The crisis is an inadvertent result of the Covid-19 pandemic. When much of the world went into lockdown in spring 2020, auto industry planners expected sales to plunge to Great Recession levels. Indeed, the numbers dipped by as much as 40 percent in March and April, but demand unexpectedly rebounded by late summer. Sales this April reached record levels for a number of manufacturers.

But automakers had sharply cut parts orders, and semiconductor manufacturers had found a willing, alternative market in a consumer electronics industry struggling to keep up with surging demand for web cameras, smartphones and gaming consoles. Now, there’s not enough capacity to go around, and the auto industry has drawn the short straw.

Complicating matters, the ice storm that shut down much of the Texas electrical grid also affected chip plants in the state. A serious fire took down a major Japanese plant. And there’s even been a drought in Taiwan forcing production cuts in one of the world’s largest sources of semiconductors.

“For a while it felt like a badly written comedy, the size and scale of the things breaking,” said Hearsch. “Now, we’re starting to feel the pain.”

Automakers large and small, from General Motors, Volkswagen and Toyota, to Bentley, Aston Martin and Ferrari, have been affected. They’ve been forced to slow production at factories around the world and, in some cases, to halt assembly lines entirely.

The crisis has hit some of the best-selling and highest-profit vehicles in the industry, such as the Ford F-150 pickup. The second-largest automaker posted a big jump in first-quarter earnings — but Ford warned the coming months will not be nearly as good, with more than 1 million vehicles likely to be slashed from its own 2021 production forecast.

Dealers are feeling the pinch at a time of year when they normally see their biggest surge in sales.

Such cuts have compounded shortages caused by the two-month shutdown of the entire North American automotive production network in spring 2020 — along with similar closures abroad.

Dealers are feeling the pinch at a time of year when they normally see their biggest surge in sales. The industry likes to maintain an average of 60 to 70 days’ worth of products on dealer lots in order to ensure customers can quickly find the vehicle they’re looking for. But inventories are down to a 30-day average for showrooms operated by AutoNation, and are falling fast, Mike Jackson, the CEO of the country’s largest dealer chain, told NBC News.

Automakers and auto dealers have tried to compensate for those shortages by raising prices and curbing the incentives that, during the depths of the pandemic topped $10,000 on some pickups and other high-cost models.

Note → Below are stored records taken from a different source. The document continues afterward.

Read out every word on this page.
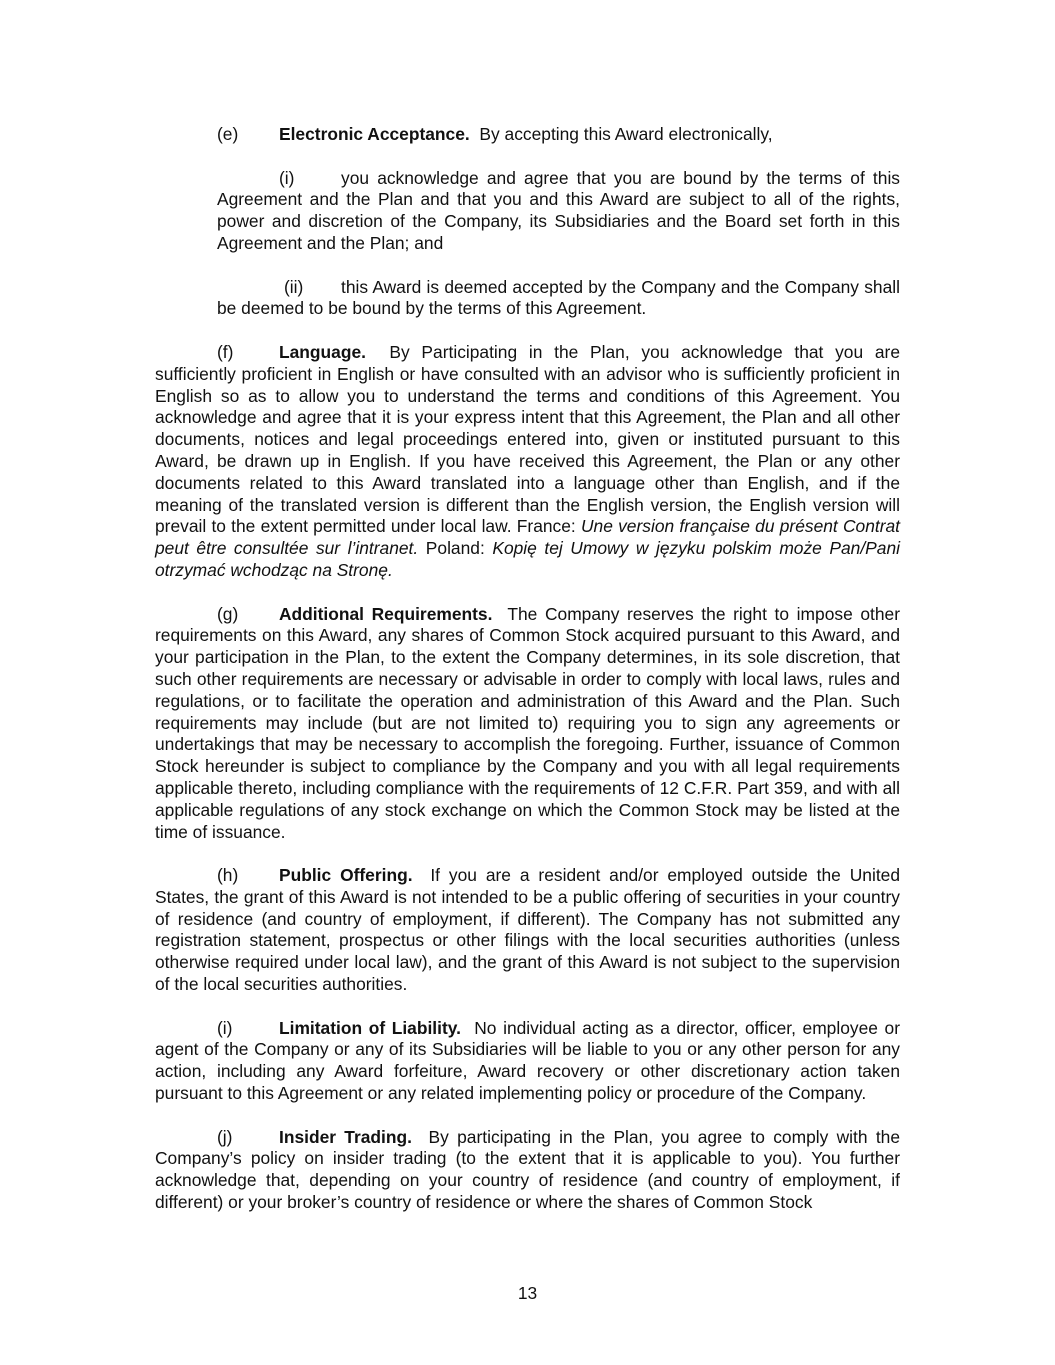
(e) Electronic Acceptance. By accepting this Award electronically,

(i)	you acknowledge and agree that you are bound by the terms of this Agreement and the Plan and that you and this Award are subject to all of the rights, power and discretion of the Company, its Subsidiaries and the Board set forth in this Agreement and the Plan; and

(ii) this Award is deemed accepted by the Company and the Company shall be deemed to be bound by the terms of this Agreement.

(f)	Language. By Participating in the Plan, you acknowledge that you are sufficiently proficient in English or have consulted with an advisor who is sufficiently proficient in English so as to allow you to understand the terms and conditions of this Agreement. You acknowledge and agree that it is your express intent that this Agreement, the Plan and all other documents, notices and legal proceedings entered into, given or instituted pursuant to this Award, be drawn up in English. If you have received this Agreement, the Plan or any other documents related to this Award translated into a language other than English, and if the meaning of the translated version is different than the English version, the English version will prevail to the extent permitted under local law. France: Une version française du présent Contrat peut être consultée sur l’intranet. Poland: Kopię tej Umowy w języku polskim może Pan/Pani otrzymać wchodząc na Stronę.

(g) Additional Requirements. The Company reserves the right to impose other requirements on this Award, any shares of Common Stock acquired pursuant to this Award, and your participation in the Plan, to the extent the Company determines, in its sole discretion, that such other requirements are necessary or advisable in order to comply with local laws, rules and regulations, or to facilitate the operation and administration of this Award and the Plan. Such requirements may include (but are not limited to) requiring you to sign any agreements or undertakings that may be necessary to accomplish the foregoing. Further, issuance of Common Stock hereunder is subject to compliance by the Company and you with all legal requirements applicable thereto, including compliance with the requirements of 12 C.F.R. Part 359, and with all applicable regulations of any stock exchange on which the Common Stock may be listed at the time of issuance.

(h) Public Offering. If you are a resident and/or employed outside the United States, the grant of this Award is not intended to be a public offering of securities in your country of residence (and country of employment, if different). The Company has not submitted any registration statement, prospectus or other filings with the local securities authorities (unless otherwise required under local law), and the grant of this Award is not subject to the supervision of the local securities authorities.

(i)	Limitation of Liability. No individual acting as a director, officer, employee or agent of the Company or any of its Subsidiaries will be liable to you or any other person for any action, including any Award forfeiture, Award recovery or other discretionary action taken pursuant to this Agreement or any related implementing policy or procedure of the Company.

(j)	Insider Trading. By participating in the Plan, you agree to comply with the Company’s policy on insider trading (to the extent that it is applicable to you). You further acknowledge that, depending on your country of residence (and country of employment, if different) or your broker’s country of residence or where the shares of Common Stock

13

There are as many as 1,400 chips in a typical 2021 automobile, according to Hearsch.

Manufacturers are looking for ways to cope. Where possible, they are shifting semiconductor supplies from low-volume products to high-profit models. They’re also modifying some products, even leaving out features that might otherwise delay production — a process known in the industry as “shy-build.” Some GM pickups are rolling out without the engine control system that helps add another mile per gallon. Ram has stopped equipping pickups with camera-based rearview mirrors.

But such steps can only go so far, said Hearsch, adding that a big concern for the industry is the likelihood that some of the 2022 models set to go into production in the coming months will be delayed — perhaps indefinitely.

“There are simply going to be instances where they won’t be able to get all the parts,” he noted.